According to Park, wireless changes the way cable sees and services customers. Long accustomed to serving households with single stream video content, cable is entering a stage the ability to leverage an Internet connection wirelessly creates a household of individual users so "every household that you deliver service into has more than the householder."

Cable should, Park urged, migrate that wireless connection and content into a metro WiFi cloud where it can serve those same devices and users on a wider scale with services that could include VoIP. It could also pave the way for cable operators to become wireless operators in a migration to a 4G mobile platform, he said.

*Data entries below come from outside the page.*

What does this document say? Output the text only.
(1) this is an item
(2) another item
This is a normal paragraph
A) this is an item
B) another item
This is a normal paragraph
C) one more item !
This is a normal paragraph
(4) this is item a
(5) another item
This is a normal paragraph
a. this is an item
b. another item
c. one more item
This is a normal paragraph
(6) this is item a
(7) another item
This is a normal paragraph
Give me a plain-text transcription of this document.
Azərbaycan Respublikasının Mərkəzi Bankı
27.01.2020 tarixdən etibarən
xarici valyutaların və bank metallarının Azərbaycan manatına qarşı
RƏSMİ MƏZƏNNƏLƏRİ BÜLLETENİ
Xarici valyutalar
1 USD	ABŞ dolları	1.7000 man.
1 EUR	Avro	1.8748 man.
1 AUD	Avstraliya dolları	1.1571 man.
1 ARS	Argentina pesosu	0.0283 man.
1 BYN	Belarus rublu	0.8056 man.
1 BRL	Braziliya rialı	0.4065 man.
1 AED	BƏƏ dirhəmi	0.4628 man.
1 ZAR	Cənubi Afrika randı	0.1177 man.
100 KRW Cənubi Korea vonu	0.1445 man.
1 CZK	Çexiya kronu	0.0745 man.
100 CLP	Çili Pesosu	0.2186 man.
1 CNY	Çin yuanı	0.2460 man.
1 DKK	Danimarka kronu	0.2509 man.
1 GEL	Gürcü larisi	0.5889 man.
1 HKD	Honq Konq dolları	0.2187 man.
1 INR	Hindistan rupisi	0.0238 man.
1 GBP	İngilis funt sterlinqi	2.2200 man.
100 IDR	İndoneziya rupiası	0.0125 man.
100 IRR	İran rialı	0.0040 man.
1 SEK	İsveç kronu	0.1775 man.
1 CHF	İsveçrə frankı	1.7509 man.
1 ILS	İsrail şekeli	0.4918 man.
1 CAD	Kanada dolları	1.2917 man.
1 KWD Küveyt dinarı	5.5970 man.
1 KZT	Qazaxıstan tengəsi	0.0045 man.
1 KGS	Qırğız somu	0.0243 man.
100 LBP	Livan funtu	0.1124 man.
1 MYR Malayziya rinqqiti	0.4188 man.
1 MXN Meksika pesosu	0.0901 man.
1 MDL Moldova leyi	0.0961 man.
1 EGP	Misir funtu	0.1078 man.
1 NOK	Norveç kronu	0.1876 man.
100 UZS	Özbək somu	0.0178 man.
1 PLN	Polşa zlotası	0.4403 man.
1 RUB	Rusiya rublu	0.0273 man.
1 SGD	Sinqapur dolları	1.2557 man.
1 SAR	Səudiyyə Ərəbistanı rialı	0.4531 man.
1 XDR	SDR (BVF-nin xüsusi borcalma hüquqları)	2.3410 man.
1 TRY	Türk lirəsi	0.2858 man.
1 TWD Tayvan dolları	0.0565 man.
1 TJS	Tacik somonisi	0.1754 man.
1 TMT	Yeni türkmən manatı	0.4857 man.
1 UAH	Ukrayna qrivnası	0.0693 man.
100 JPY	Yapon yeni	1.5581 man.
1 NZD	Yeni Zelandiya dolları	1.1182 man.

 "Wireless has really evolved ... to something that connects to almost any device," he said, urging the industry to find a way to feed its content to those devices. "The cellular provider lock ... has been broken by the availability of applications."

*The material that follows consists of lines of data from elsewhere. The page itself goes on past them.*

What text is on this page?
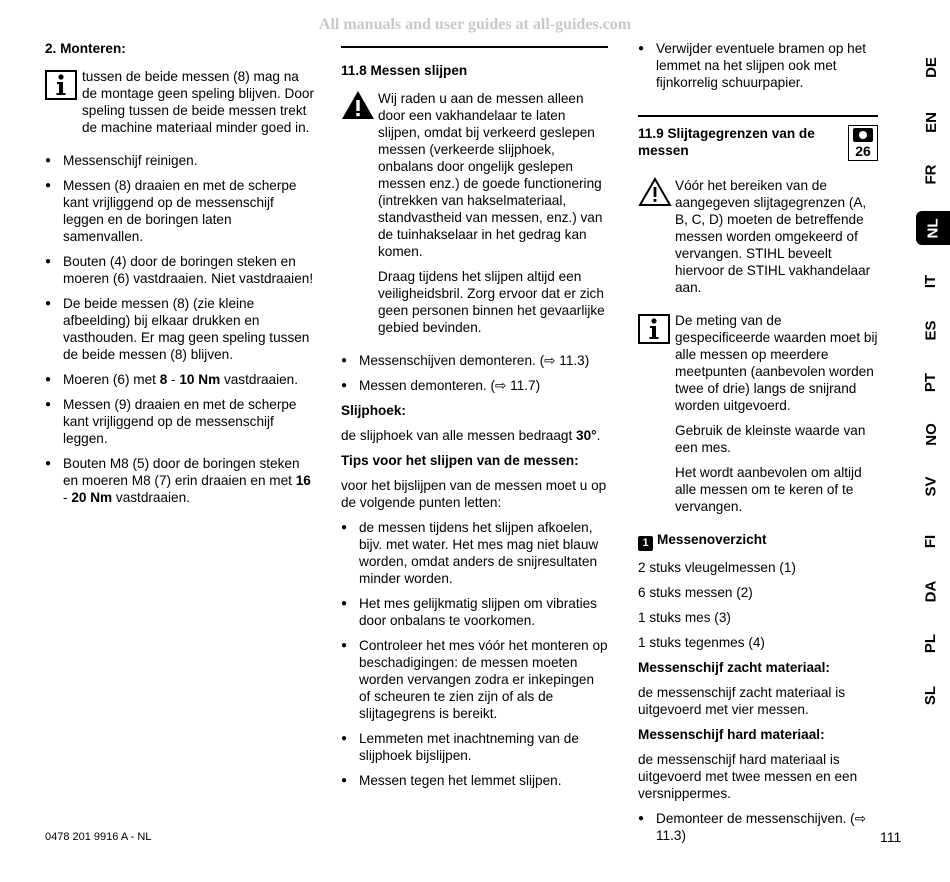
All manuals and user guides at all-guides.com
2. Monteren:

tussen de beide messen (8) mag na de montage geen speling blijven. Door speling tussen de beide messen trekt de machine materiaal minder goed in.

● Messenschijf reinigen.
● Messen (8) draaien en met de scherpe kant vrijliggend op de messenschijf leggen en de boringen laten samenvallen.
● Bouten (4) door de boringen steken en moeren (6) vastdraaien. Niet vastdraaien!
● De beide messen (8) (zie kleine afbeelding) bij elkaar drukken en vasthouden. Er mag geen speling tussen de beide messen (8) blijven.
● Moeren (6) met 8 - 10 Nm vastdraaien.
● Messen (9) draaien en met de scherpe kant vrijliggend op de messenschijf leggen.
● Bouten M8 (5) door de boringen steken en moeren M8 (7) erin draaien en met 16 - 20 Nm vastdraaien.
11.8 Messen slijpen

Wij raden u aan de messen alleen door een vakhandelaar te laten slijpen, omdat bij verkeerd geslepen messen (verkeerde slijphoek, onbalans door ongelijk geslepen messen enz.) de goede functionering (intrekken van hakselmateriaal, standvastheid van messen, enz.) van de tuinhakselaar in het gedrag kan komen.

Draag tijdens het slijpen altijd een veiligheidsbril. Zorg ervoor dat er zich geen personen binnen het gevaarlijke gebied bevinden.

● Messenschijven demonteren. (⇨ 11.3)
● Messen demonteren. (⇨ 11.7)
Slijphoek:

de slijphoek van alle messen bedraagt 30°.

Tips voor het slijpen van de messen:

voor het bijslijpen van de messen moet u op de volgende punten letten:

● de messen tijdens het slijpen afkoelen, bijv. met water. Het mes mag niet blauw worden, omdat anders de snijresultaten minder worden.
● Het mes gelijkmatig slijpen om vibraties door onbalans te voorkomen.
● Controleer het mes vóór het monteren op beschadigingen: de messen moeten worden vervangen zodra er inkepingen of scheuren te zien zijn of als de slijtagegrens is bereikt.
● Lemmeten met inachtneming van de slijphoek bijslijpen.
● Messen tegen het lemmet slijpen.
● Verwijder eventuele bramen op het lemmet na het slijpen ook met fijnkorrelig schuurpapier.
11.9 Slijtagegrenzen van de messen	26

Vóór het bereiken van de aangegeven slijtagegrenzen (A, B, C, D) moeten de betreffende messen worden omgekeerd of vervangen. STIHL beveelt hiervoor de STIHL vakhandelaar aan.

De meting van de gespecificeerde waarden moet bij alle messen op meerdere meetpunten (aanbevolen worden twee of drie) langs de snijrand worden uitgevoerd.

Gebruik de kleinste waarde van een mes.

Het wordt aanbevolen om altijd alle messen om te keren of te vervangen.

1 Messenoverzicht

2 stuks vleugelmessen (1)

6 stuks messen (2)

1 stuks mes (3)

1 stuks tegenmes (4)

Messenschijf zacht materiaal:

de messenschijf zacht materiaal is uitgevoerd met vier messen.

Messenschijf hard materiaal:

de messenschijf hard materiaal is uitgevoerd met twee messen en een versnippermes.

● Demonteer de messenschijven. (⇨ 11.3)
DE
EN
FR
NL
IT
ES
PT
NO
SV
FI
DA
PL
SL
0478 201 9916 A - NL	111
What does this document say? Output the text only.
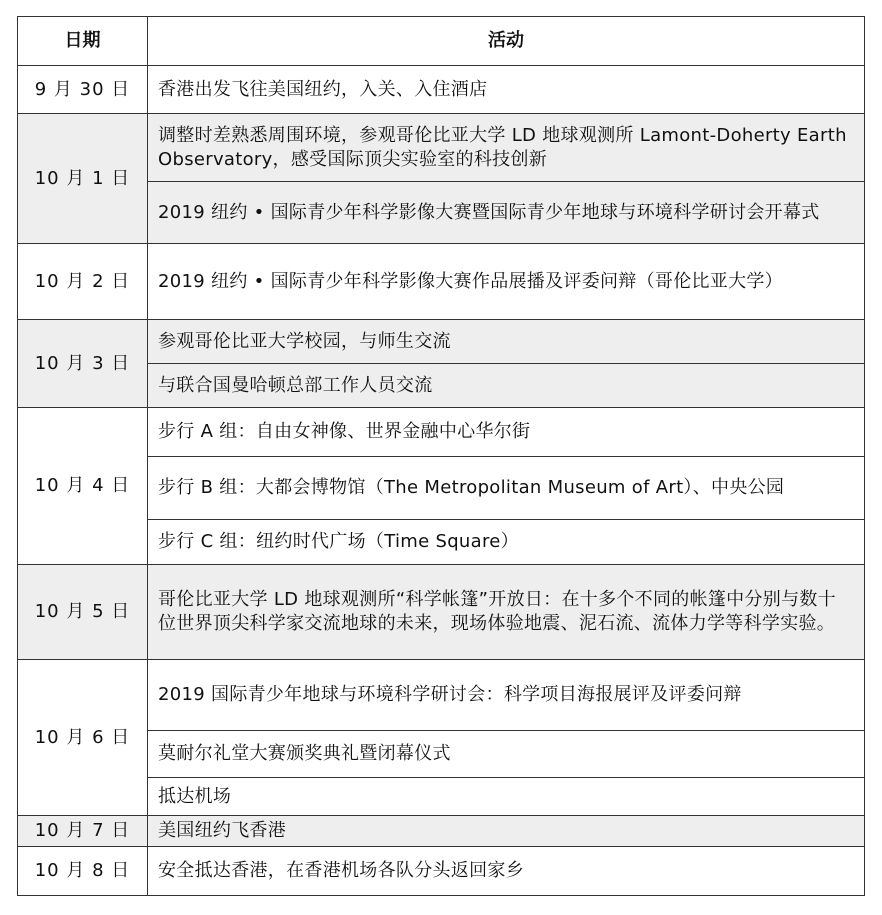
日期	活动
9 月 30 日	香港出发飞往美国纽约，入关、入住酒店
10 月 1 日	调整时差熟悉周围环境，参观哥伦比亚大学 LD 地球观测所 Lamont-Doherty Earth Observatory，感受国际顶尖实验室的科技创新
	2019 纽约 • 国际青少年科学影像大赛暨国际青少年地球与环境科学研讨会开幕式
10 月 2 日	2019 纽约 • 国际青少年科学影像大赛作品展播及评委问辩（哥伦比亚大学）
10 月 3 日	参观哥伦比亚大学校园，与师生交流
	与联合国曼哈顿总部工作人员交流
10 月 4 日	步行 A 组：自由女神像、世界金融中心华尔街
	步行 B 组：大都会博物馆（The Metropolitan Museum of Art）、中央公园
	步行 C 组：纽约时代广场（Time Square）
10 月 5 日	哥伦比亚大学 LD 地球观测所“科学帐篷”开放日：在十多个不同的帐篷中分别与数十位世界顶尖科学家交流地球的未来，现场体验地震、泥石流、流体力学等科学实验。
10 月 6 日	2019 国际青少年地球与环境科学研讨会：科学项目海报展评及评委问辩
	莫耐尔礼堂大赛颁奖典礼暨闭幕仪式
	抵达机场
10 月 7 日	美国纽约飞香港
10 月 8 日	安全抵达香港，在香港机场各队分头返回家乡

 Park's concept uses a microcell technology "deployed down at street level where you're closer to the user" and leveraging existing cable infrastructure. This microcell network could then feed multiple WiFi-enabled devices within a cable serving area and then use "the other key ingredient, backhaul, whether it's fiber or DOCSIS," he said.

 The concept is being pursued by Cablevision Systems in the New York City metro area but is not wildly popular throughout the rest of the cable universe where the more common wireless approach is to use 3G or 4G licensed spectrum that the industry bought at FCC auctions.

 "Dave and I definitely part ways," said Timothy Burke, vice president of strategic technology for Liberty Global. "I am a spectrum bigot."

 That seems to echo much of the cable industry's perception. WiFi, while good and getting better with 802.11n, is unlicensed and therefore open to interference and other limiting issues.

 "The landscape is littered with muni-WiFi operations. You need to control and own the spectrum," Burke continued, concluding that Park's vision of a wireless metro play is "not going to happen in the uncontrolled WiFi macro world, outdoor world."

 If you want licensed spectrum, there's always WiMAX, Park rebutted, pointing out that BelAir's technology is complementary with that evolving 4G technology being used most notably by cable operators such as Comcast, Time Warner Cable and Bright House Networks via a partnership with Clearwire.

 The two technologies, WiFi and WiMAX "have different roles to play," he said. Licensed provides more control but unlicensed has more potential for more devices that already are connecting to WiFi.

 Another set of spectrum, white space, the clusters of high powered air being vacated by broadcasters moving to digital, also got some short, albeit limited, attention from the panelists.

 "People aren't talking about replacing their existing WiFi" with new devices based on white space spectrum, said Tom du Breuil, director of systems engineering at Motorola.

 On the other hand, white space can deliver services more potently across a bigger swath and "there's nothing in white space to say you can only use one 6 MHz slot at a time," he continued. That, in turn, opens up an opportunity within the home networking space because the spectrum is powerful enough to deliver video-cable's mainstay-to multiple devices within a residential network.

 "It certainly presents an opportunity because it is another networking technology" but the operator would need in-home shielding to prevent interference with and from other devices, he said.

 Cable's first priority should be transporting its content around the residence, said Burke. Once that's accomplished, the cable industry should start to worry about how to move that content wirelessly to outside devices. And when it comes to inside devices, he concluded, "no one wireless solution seems suitable for all applications."

 WiFi and 802.11n in particular have potential, he said, but "I really wouldn't categorize it as being easy to use" in either 2.4 or 5 GHz spectrum. "Video transport is certainly a challenge with its requirements" and 802.11n "might be just a tool to bring content in the home and move it around."

 Inside the home, he emphasized, is where it's happening for WiFi, not outside it. "You really have to seize control of that networking," he advised.

 That, though, is the old challenge, said Park; moving the content outside the home network, or expanding that home network to the wider area network, is the new challenge. "MSOs are not used to being the laggard," he said, urging cable companies to deploy WiFi today and use its content assets to migrate to 4G  technology, probably WiMAX tomorrow.